Sen. Durbin Pays Tribute to Late Congressman Ken Gray
SPRINGFIELD, Ill. (AP) - Illinois' senior senator calls the late Congressman Ken Gray an unforgettable "legend" who was beloved by his constituents.
Assistant Majority Leader Dick Durbin paid tribute to Gray on Tuesday on the Senate floor. He recalled his fellow Democrat's rainbow of sport coats, personal helicopter and pink Cadillac. Durbin noted Gray's work "made a real difference in the daily lives of southern Illinoisans."
Gray died late Saturday at a hospital in Herrin at age 89 after a long illness. He represented Illinois in Congress for 12 terms and was known for his flamboyant style. His ability to bring $7 billion in federal funding to his district earned him the nickname the "Prince of Pork."
Services for Gray are scheduled for Saturday at the Benton Civic Center.
FULL TEXT OF SEN. DURBIN'S STATEMENT
Today, we mourn the loss of a Southern Illinois legend, Congressman Ken Gray. Kenny had many roles in his lifetime. He was a licensed auctioneer, a pilot, and a magician. But he made his greatest mark serving the people of Southern Illinois in the United States House of Representatives for nearly a quarter of a century.
Kenny was a World War II veteran who served with the Army and Air Force in North Africa, Italy, Southern France and Central Europe. After the war, he operated an air service in Benton, Illinois.
He was elected to Congress in 1954 at the age of 30 and went on to serve ten consecutive terms. When he first went to Washington, Southern Illinois was an impoverished, rural area. Congressman Gray took great pride in the regional improvements he helped steer to his region. His work made a real difference in the daily lives of Southern Illinoisans.
His constituents loved him and, the House entrusted him with increasing responsibilities. Speakers of the House Sam Rayburn and Tip O'Neil regularly called on him to preside over the chamber.
You could never forget Kenny Gray. With his rainbow of sport coats and personal helicopter, Kenny was a legend. He even had a pink Cadillac. His repertoire of jokes borrowed heavily from Red Skelton and hometown stories from Little Egypt.
Among his notable achievements in Congress: Ken helped write the 1956 Federal-Aid Highway Act, which created America's interstate highway system. Kenny kept the pen that President Dwight D. Eisenhower used to sign the historic legislation.
With President Deltye Morris, Kenny Gray helped to put Southern Illinois University Carbondale on the map as a leading university in America.
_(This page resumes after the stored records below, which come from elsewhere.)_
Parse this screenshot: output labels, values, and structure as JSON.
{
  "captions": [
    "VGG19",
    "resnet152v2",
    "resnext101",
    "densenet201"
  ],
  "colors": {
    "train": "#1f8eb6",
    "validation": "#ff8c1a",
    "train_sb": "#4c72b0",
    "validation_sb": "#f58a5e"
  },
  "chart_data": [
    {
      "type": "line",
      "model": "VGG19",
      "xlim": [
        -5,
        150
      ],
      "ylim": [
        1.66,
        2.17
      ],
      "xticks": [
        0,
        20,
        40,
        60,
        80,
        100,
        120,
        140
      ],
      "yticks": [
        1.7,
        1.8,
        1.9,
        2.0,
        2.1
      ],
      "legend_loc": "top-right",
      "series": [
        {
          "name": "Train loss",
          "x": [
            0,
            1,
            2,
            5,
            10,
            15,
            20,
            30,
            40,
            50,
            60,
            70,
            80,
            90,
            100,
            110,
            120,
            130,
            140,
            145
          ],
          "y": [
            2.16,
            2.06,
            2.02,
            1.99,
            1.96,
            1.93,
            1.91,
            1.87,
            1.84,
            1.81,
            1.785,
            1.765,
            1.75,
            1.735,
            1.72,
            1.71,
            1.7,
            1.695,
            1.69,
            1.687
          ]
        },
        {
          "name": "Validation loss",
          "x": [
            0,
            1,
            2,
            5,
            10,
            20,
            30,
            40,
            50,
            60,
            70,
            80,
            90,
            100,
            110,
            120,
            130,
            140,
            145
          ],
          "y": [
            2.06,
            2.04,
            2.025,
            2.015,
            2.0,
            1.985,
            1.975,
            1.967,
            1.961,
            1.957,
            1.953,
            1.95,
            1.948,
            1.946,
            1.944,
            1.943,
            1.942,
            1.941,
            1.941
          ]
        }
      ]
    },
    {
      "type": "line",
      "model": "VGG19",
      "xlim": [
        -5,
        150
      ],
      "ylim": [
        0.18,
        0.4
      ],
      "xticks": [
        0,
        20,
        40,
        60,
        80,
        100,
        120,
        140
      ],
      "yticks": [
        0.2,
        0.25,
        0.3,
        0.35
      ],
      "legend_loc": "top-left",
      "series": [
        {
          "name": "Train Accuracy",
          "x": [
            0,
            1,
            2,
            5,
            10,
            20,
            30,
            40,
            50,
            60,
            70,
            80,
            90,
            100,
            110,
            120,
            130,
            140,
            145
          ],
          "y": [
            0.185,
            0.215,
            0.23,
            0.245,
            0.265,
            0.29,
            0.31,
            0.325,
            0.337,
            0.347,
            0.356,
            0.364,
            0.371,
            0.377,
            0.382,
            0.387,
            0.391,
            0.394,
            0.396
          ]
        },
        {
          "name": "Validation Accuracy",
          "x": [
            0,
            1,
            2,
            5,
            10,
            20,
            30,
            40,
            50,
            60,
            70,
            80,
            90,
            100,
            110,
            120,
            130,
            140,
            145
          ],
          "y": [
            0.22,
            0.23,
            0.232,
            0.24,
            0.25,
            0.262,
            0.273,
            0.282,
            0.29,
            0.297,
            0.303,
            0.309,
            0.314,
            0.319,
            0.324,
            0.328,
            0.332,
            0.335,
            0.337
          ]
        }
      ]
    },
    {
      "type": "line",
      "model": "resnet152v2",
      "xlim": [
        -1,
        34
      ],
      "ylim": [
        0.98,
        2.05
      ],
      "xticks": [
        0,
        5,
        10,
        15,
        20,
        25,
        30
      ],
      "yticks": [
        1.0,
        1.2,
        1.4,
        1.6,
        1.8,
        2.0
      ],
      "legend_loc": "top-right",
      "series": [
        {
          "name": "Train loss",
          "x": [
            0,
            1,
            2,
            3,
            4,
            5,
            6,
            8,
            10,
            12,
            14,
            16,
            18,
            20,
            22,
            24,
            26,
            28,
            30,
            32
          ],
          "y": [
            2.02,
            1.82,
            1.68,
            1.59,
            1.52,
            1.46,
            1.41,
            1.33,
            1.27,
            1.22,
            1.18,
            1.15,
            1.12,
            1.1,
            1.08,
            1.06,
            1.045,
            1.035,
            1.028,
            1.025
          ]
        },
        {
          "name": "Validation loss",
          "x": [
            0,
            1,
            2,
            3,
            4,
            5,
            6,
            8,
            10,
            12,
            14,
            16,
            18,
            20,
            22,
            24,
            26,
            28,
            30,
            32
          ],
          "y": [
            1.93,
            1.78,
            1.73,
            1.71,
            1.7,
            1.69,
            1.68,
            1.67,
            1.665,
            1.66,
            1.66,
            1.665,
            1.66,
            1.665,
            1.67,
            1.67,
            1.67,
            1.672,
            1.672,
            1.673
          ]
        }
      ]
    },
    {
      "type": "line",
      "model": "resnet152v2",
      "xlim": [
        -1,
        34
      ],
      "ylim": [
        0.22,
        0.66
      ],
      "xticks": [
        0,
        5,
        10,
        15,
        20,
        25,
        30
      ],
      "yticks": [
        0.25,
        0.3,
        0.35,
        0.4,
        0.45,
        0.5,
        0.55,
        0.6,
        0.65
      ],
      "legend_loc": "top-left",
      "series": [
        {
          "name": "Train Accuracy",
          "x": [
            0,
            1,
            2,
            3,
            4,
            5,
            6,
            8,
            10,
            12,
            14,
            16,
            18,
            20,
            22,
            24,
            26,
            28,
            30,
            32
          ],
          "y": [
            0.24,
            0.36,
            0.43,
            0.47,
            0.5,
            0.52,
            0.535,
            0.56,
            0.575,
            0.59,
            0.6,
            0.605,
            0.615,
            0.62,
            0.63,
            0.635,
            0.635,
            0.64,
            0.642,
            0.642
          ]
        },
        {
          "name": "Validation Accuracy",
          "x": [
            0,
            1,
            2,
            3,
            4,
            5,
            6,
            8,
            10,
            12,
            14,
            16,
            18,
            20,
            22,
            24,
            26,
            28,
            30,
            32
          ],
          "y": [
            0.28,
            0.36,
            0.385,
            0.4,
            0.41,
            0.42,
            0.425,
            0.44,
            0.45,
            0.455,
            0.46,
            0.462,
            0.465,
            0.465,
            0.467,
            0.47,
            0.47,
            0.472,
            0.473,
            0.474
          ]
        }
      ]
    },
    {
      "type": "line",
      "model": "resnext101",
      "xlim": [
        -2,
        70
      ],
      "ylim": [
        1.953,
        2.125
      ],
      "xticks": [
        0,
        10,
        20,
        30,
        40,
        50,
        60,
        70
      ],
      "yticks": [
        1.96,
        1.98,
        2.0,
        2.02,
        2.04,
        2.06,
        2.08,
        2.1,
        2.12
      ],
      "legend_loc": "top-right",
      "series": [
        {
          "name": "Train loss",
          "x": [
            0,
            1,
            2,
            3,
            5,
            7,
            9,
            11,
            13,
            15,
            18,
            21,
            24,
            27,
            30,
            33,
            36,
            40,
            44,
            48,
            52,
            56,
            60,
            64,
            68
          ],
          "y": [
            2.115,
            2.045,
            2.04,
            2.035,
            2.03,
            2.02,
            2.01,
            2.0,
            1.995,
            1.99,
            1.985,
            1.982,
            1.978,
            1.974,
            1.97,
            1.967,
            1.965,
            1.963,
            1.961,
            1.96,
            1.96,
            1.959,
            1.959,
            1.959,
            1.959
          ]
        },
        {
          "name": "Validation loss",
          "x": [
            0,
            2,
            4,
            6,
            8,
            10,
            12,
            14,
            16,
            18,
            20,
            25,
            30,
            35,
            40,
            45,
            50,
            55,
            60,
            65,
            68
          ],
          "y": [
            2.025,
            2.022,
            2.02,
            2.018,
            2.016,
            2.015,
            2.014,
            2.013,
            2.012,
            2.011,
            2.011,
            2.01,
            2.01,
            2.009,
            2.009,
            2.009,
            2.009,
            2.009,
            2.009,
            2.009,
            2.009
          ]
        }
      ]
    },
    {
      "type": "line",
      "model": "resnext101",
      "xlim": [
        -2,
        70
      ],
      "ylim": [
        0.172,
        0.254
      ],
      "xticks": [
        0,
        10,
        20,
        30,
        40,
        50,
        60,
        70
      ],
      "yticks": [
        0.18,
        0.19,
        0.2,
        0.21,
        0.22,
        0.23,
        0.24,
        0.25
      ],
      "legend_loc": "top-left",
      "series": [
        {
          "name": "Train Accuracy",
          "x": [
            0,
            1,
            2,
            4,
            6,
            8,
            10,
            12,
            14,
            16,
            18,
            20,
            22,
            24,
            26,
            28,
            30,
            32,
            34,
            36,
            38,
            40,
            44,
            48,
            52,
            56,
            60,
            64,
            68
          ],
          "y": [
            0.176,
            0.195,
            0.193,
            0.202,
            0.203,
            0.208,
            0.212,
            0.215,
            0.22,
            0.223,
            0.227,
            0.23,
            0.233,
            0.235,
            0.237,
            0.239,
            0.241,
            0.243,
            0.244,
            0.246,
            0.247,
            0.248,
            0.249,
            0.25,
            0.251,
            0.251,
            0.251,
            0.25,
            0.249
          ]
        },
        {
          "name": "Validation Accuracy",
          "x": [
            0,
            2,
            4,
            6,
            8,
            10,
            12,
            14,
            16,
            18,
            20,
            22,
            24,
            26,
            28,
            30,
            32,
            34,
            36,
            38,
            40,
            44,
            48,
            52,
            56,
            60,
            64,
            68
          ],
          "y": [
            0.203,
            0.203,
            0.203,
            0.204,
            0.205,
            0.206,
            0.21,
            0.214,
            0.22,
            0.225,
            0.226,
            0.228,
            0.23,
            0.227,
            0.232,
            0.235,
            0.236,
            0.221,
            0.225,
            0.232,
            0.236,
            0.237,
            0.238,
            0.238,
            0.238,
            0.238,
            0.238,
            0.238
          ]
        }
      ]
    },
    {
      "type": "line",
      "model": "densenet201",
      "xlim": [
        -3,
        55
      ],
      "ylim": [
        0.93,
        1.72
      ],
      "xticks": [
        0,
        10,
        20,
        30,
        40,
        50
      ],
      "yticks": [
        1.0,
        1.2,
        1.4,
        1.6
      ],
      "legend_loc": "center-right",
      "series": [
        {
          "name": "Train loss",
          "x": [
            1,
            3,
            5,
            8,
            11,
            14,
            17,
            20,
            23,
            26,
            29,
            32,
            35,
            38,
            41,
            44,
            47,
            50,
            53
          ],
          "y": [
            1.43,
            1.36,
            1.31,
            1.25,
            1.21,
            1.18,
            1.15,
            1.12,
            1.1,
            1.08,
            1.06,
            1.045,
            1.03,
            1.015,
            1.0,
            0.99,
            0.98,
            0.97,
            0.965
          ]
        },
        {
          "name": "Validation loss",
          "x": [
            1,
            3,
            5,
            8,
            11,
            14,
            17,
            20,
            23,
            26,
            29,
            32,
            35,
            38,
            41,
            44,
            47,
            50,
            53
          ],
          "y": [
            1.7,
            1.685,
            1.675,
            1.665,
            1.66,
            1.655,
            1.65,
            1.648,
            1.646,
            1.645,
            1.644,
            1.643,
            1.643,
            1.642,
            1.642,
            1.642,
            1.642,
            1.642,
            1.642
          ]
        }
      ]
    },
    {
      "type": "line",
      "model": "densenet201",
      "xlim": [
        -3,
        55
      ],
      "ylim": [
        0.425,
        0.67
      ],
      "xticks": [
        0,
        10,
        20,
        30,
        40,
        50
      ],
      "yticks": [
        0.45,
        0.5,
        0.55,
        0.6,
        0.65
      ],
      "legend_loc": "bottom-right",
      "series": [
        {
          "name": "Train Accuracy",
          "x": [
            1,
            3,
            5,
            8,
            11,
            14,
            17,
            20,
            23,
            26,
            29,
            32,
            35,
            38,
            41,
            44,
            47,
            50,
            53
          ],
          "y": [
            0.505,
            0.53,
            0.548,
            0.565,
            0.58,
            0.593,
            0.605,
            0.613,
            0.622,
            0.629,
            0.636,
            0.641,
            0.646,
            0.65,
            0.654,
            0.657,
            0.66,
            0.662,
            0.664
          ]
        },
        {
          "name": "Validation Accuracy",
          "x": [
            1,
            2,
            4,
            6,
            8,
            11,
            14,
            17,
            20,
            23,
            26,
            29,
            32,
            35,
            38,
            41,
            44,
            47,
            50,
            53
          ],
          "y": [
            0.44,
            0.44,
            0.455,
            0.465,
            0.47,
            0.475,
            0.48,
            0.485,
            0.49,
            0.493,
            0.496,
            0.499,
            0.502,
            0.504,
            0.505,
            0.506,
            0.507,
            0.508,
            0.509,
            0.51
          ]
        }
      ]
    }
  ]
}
Today the section of Interstate 57 between Mile Post 0, at the Illinois State Line, to Mile Post 106, at the Marion/Jefferson County Line, is known as Ken Gray Expressway in honor of his role in the creation of America's highway system.
You can also see Kenny Gray's legacy in Rend Lake, which was created by the Army Corps of Engineers and supplies 15 million gallons of water per day to 300,000 people in more than 60 Southern Illinois communities. Rend Lake has saved more than $100 million worth of property downstream during flood years - and it would not exist without Kenny Gray's leadership.
Congressman Gray stepped away from Congress in 1974. My mentor Paul Simon succeeded him in Congress. When Paul ran for the Senate in 1984, Kenny Gray returned to Congress to serve two more terms. In 1988, Kenny left Congress for the last time to come home after developing a muscular disorder caused by a tick bite on a Congressional visit to Brazil.
Ken Gray passed away just days after we lost another Illinois political giant with whom he served in Congress, Senator Alan Dixon.
Alan Dixon once said of Kenny Gray, "A true political legend, Gray never was defeated. He just quit."
Congressman Gray remained a voice in the community after leaving Congress. We will miss that voice, but we won't forget his achievements.
I want to express my condolences to Kenny's family, especially his wife, Margaret "Toedy" Holley-Gray, his daughters, Diann, Becky and Candy, and his grandchildren and great-grandchildren.